Here is the procedure, and some of the data are like this:
Code_Procedure date_evenement codes_situation
---------------------------------------------------------------
000079500000 2013-05-21 13:07:00.000 COMCFM
000079500000 2013-05-21 20:24:00.000 PCHCFM
000079500000 2013-05-22 09:58:00.000 PCHCFM
000079500000 2013-05-23 00:00:00.000 AARCFM
000079500000 2013-05-23 00:00:00.000 LIVCFM
000079600000 2013-05-21 13:07:00.000 COMCFM
000079600000 2013-05-21 20:24:00.000 PCHCFM
000079600000 2013-05-22 11:18:00.000 PCHCFM
000079600000 2013-05-23 00:00:00.000 AARCFM
000079600000 2013-05-23 00:00:00.000 LIVCFM
Here is the proc:
DECLARE #COMCFM TABLE(numero_colis VARCHAR(25), date_evenement DATETIME);
INSERT #COMCFM SELECT TOP(5) numero_colis, date_evenement FROM cartitem_colis_postaux_etats WHERE (code_situation = 'PCH' AND code_justification = 'CFM')
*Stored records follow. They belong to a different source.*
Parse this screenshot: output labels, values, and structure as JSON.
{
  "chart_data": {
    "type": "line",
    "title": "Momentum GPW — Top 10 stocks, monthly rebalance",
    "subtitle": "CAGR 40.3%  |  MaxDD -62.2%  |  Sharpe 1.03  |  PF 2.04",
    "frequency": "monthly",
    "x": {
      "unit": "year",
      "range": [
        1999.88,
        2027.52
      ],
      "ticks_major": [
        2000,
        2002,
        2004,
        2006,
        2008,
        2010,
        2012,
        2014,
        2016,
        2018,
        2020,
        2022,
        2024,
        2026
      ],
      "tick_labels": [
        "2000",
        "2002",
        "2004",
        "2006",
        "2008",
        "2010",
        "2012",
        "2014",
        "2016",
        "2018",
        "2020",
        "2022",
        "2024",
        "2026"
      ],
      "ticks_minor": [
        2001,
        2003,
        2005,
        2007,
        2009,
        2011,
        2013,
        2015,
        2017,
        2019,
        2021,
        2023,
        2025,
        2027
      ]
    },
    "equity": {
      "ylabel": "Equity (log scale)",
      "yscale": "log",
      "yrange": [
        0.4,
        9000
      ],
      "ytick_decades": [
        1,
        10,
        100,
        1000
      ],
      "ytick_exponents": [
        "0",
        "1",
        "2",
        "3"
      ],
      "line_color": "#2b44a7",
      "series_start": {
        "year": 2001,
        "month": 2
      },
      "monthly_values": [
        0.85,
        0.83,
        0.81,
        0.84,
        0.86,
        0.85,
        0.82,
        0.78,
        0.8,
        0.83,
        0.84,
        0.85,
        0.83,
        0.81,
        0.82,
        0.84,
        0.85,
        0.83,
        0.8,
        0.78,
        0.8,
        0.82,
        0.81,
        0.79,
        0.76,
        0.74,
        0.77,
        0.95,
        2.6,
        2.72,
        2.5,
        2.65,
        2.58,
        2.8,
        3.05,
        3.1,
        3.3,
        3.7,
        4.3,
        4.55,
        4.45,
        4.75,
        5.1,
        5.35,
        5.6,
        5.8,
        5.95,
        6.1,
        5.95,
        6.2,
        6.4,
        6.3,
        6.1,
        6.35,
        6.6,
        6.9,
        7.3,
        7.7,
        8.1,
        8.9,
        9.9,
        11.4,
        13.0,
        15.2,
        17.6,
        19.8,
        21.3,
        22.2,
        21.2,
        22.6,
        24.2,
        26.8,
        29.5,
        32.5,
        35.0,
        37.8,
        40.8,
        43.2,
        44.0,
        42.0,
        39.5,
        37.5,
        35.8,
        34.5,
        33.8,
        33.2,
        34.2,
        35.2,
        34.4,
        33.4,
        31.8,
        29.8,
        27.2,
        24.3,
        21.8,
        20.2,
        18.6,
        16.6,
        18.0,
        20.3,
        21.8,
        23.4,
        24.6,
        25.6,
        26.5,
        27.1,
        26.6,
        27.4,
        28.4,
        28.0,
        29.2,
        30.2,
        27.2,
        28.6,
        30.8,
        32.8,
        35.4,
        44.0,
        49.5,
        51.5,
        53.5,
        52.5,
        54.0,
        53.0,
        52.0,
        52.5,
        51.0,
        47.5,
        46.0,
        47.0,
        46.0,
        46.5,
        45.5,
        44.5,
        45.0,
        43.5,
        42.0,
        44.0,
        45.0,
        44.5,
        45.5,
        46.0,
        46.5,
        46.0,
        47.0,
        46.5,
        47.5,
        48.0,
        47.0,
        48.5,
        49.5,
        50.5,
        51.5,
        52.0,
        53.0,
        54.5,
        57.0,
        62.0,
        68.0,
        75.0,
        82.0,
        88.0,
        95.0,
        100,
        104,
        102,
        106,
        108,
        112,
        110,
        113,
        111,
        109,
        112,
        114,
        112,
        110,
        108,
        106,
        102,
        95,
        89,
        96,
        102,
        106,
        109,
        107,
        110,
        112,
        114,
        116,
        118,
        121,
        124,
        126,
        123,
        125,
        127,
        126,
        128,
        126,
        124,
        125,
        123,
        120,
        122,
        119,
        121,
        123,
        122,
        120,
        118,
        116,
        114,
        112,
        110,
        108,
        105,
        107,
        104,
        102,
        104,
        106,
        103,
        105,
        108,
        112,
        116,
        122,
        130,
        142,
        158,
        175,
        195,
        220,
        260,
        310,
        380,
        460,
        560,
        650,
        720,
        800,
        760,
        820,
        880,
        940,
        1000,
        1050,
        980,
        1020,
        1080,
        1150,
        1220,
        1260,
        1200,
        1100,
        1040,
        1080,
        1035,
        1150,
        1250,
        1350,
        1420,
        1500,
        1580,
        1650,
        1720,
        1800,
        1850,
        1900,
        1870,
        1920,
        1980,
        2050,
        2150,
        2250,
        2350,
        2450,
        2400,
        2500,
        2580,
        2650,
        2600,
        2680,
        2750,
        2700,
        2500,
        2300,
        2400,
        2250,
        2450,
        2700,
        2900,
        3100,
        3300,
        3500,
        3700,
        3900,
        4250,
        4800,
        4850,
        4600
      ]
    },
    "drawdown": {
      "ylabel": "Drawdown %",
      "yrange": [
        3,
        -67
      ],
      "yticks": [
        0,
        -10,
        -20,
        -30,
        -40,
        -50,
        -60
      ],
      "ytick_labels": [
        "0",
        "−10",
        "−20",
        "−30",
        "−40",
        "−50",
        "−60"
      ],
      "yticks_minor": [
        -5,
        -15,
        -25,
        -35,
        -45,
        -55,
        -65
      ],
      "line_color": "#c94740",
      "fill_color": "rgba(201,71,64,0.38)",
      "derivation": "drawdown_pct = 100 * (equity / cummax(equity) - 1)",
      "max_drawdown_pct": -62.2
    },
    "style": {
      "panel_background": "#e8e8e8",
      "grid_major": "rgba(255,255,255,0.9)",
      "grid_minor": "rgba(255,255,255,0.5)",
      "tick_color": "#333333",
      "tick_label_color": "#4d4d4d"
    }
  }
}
WHILE (SELECT COUNT(*) FROM #COMCFM) > 0
BEGIN
DECLARE #Colis TABLE(numero_colis VARCHAR(25), date_evenement DATETIME, code_situation_code_justification NVARCHAR(32));
INSERT #Colis SELECT numero_colis, date_evenement, code_situation + code_justification FROM cartitem_colis_postaux_etats WHERE numero_colis = (SELECT TOP(1) numero_colis FROM #COMCFM) ORDER BY numero_colis, date_evenement
;WITH CTE AS
(
Select DISTINCT
*
,ROW_NUMBER() OVER(PARTITION BY numero_colis ORDER BY date_evenement ASC) Rn FROM #Colis
),CTE1 AS
(
SELECT DISTINCT
A.*
,DATEDIFF(mi, B.date_evenement, A.date_evenement) AS DIFF
FROM CTE A INNER JOIN CTE B On B.Rn + 1 = A.Rn
UNION All
SELECT A.*, 0 FROM CTE A Where Rn = 1
)
SELECT
A.*
,ISNULL((
SELECT
A.DIFF + B.DIFF
FROM CTE1 AS B
WHERE A.numero_colis = B.numero_colis
AND A.Rn = B.Rn + 1), 0) AS Sums
FROM CTE1 AS a
ORDER BY numero_colis, Rn ASC
DELETE FROM #Colis
DELETE FROM #COMCFM WHERE numero_colis = (SELECT TOP(1) numero_colis FROM #COMCFM)
END
I'm not really sure what you would like to achieve. Do you need date differencies as a cummulated value? If you need this, change your BEGIN-END block of your stored procedure with this code
BEGIN
DECLARE #Colis TABLE(numero_colis VARCHAR(25), date_evenement DATETIME, code_situation_code_justification NVARCHAR(32));
INSERT #Colis SELECT numero_colis, date_evenement, code_situation + code_justification FROM cartitem_colis_postaux_etats WHERE numero_colis = (SELECT TOP(1) numero_colis FROM #COMCFM) ORDER BY numero_colis, date_evenement
;WITH CTE AS
(
SELECT DISTINCT
*,
ROW_NUMBER() OVER(PARTITION BY numero_colis ORDER BY date_evenement ASC) Rn
FROM #Colis
),CTE1 AS
(
SELECT A.*, 0 AS CummulatedDiff
FROM CTE A
WHERE Rn = 1
UNION ALL
SELECT DISTINCT A.*, B.CummulatedDiff + DATEDIFF(mi, B.date_evenement, A.date_evenement) AS CummulatedDiff
FROM CTE AS A INNER JOIN
CTE1 AS B ON B.Rn + 1 = A.Rn AND B.numero_colis = A.numero_colis
)
SELECT *
FROM CTE1 AS a
ORDER BY numero_colis, Rn ASC
DELETE FROM #Colis
DELETE FROM #COMCFM WHERE numero_colis = (SELECT TOP(1) numero_colis FROM #COMCFM)
END
I hope this takes you further to your goal.